The Safety 1st RIVA Travel System, made from recycled resin and car seats, will be assembled at Dorel’s car seat manufacturing facility in Columbus, Ind., hometown of U.S. Vice-President Mike Pence.
About 50 jobs have been created in the process.
Dorel said it believes the strollers, which will sell exclusively at U.S. Walmart stores, are the only ones in the industry currently assembled in the United States.
The decision to market a U.S.-made stroller comes as President Donald Trump pushes for the repatriation of jobs from Asia.
The company moved stroller production a number of years ago to China, where lower production costs allowed it to remain competitive with rival manufacturers.
Making a stroller in the United States has always been a challenge given higher production costs than in Asia, said Dorel’s chief financial officer Jeffrey Schwartz.
“I don’t think we could be competitive with metal or aluminum like all the other strollers that you see, so it had to be something different,” he said in an interview.
“An all-plastic one seemed to make sense and then once we did all plastic, it could be recycled.”
The device also fits with Walmart’s “Made-in-America” initiative, a US$250-billion program it says will create one million new jobs, including about 250,000 direct manufacturing positions, Schwartz added.
“They wanted the ‘Made-in-America’ and we said we could also get a green angle to this and use up some of the used plastic.”
Walmart said the system “gives parents a new quality, eco-friendly option that supports American jobs.”
“Our customers have told us that second to price, where products are made influences their purchase decisions,” stated Cindi Marsiglio, Walmart’s vice-president of U.S. manufacturing.
Like other manufacturers of children's products, Dorel has been caught up in the liquidation of Toys “R” Us in the United States.

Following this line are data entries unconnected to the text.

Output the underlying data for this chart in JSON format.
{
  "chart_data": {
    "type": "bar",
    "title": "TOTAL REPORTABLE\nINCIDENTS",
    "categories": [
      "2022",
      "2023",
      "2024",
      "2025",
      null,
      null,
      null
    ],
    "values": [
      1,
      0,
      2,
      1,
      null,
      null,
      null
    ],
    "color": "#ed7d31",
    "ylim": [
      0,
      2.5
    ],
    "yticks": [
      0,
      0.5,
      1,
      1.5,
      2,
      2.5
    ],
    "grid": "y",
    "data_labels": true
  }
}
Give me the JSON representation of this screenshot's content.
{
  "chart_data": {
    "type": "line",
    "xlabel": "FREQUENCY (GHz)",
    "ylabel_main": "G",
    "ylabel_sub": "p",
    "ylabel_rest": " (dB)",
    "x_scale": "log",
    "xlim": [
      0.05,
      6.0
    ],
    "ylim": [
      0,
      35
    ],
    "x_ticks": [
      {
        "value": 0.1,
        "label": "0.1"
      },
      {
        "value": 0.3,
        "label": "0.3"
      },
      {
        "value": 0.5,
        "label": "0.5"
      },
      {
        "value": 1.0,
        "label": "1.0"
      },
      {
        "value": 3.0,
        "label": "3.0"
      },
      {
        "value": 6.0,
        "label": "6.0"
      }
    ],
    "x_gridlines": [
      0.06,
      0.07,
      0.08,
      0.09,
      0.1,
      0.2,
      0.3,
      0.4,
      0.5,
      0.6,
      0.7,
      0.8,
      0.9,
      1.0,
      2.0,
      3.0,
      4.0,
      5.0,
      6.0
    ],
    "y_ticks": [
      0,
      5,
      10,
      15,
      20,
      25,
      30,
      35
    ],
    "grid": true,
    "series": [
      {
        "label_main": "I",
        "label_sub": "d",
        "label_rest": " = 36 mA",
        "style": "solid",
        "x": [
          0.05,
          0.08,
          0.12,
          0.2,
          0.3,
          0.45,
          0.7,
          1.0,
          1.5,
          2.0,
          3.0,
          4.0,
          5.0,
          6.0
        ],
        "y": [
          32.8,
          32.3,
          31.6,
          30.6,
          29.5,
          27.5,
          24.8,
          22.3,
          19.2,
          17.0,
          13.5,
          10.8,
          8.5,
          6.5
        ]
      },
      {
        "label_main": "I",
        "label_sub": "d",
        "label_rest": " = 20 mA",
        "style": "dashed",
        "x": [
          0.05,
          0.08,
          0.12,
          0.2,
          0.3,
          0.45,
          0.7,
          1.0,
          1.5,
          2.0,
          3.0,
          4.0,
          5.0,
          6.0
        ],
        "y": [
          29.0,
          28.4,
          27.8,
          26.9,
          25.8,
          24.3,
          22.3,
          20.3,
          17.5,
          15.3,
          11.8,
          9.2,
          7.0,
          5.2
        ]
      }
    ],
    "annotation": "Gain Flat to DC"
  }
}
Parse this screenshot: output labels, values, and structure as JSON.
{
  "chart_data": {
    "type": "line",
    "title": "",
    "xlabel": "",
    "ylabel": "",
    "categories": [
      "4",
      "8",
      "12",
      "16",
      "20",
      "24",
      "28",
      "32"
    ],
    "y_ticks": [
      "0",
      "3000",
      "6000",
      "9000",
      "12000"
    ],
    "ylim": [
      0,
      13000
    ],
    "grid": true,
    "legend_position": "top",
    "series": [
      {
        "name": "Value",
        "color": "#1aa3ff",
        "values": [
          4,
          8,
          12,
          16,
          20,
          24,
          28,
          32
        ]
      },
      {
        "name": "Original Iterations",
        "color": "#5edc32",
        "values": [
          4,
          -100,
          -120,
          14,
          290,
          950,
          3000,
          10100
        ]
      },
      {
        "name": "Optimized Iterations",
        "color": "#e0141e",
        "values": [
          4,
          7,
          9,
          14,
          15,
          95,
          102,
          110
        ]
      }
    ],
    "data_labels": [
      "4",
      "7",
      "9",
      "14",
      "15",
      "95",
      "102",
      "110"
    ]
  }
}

It took a US$12.5-million charge in the first quarter that reduced the company’s profitability.
Dorel CEO Martin Schwartz said he expects sales from the toy-and-baby goods chain will be picked up by other mass retailers, particularly Target, along with Walmart, Buy Buy Baby Inc.
“It started already. We’ve seen some of the product already migrating to some other retailers,” he said.
Toys “R” Us accounted for about three per cent of Dorel sales.
Schwartz said the transfer of kids’ bike sales will take a little longer.
He said the industry was surprised by the sudden decision to close stores in the U.S. because the chain supposedly had received financing after declaring Chapter 11 bankruptcy.
“We redid our terms with them and everybody was ready to help them in survival mode and all of a sudden they announced they were closing up.”
Schwartz said the Sears closure in Canada has had no impact on Dorel, but it has been very cautious about the future of Sears U.S. and its discount Kmart banner.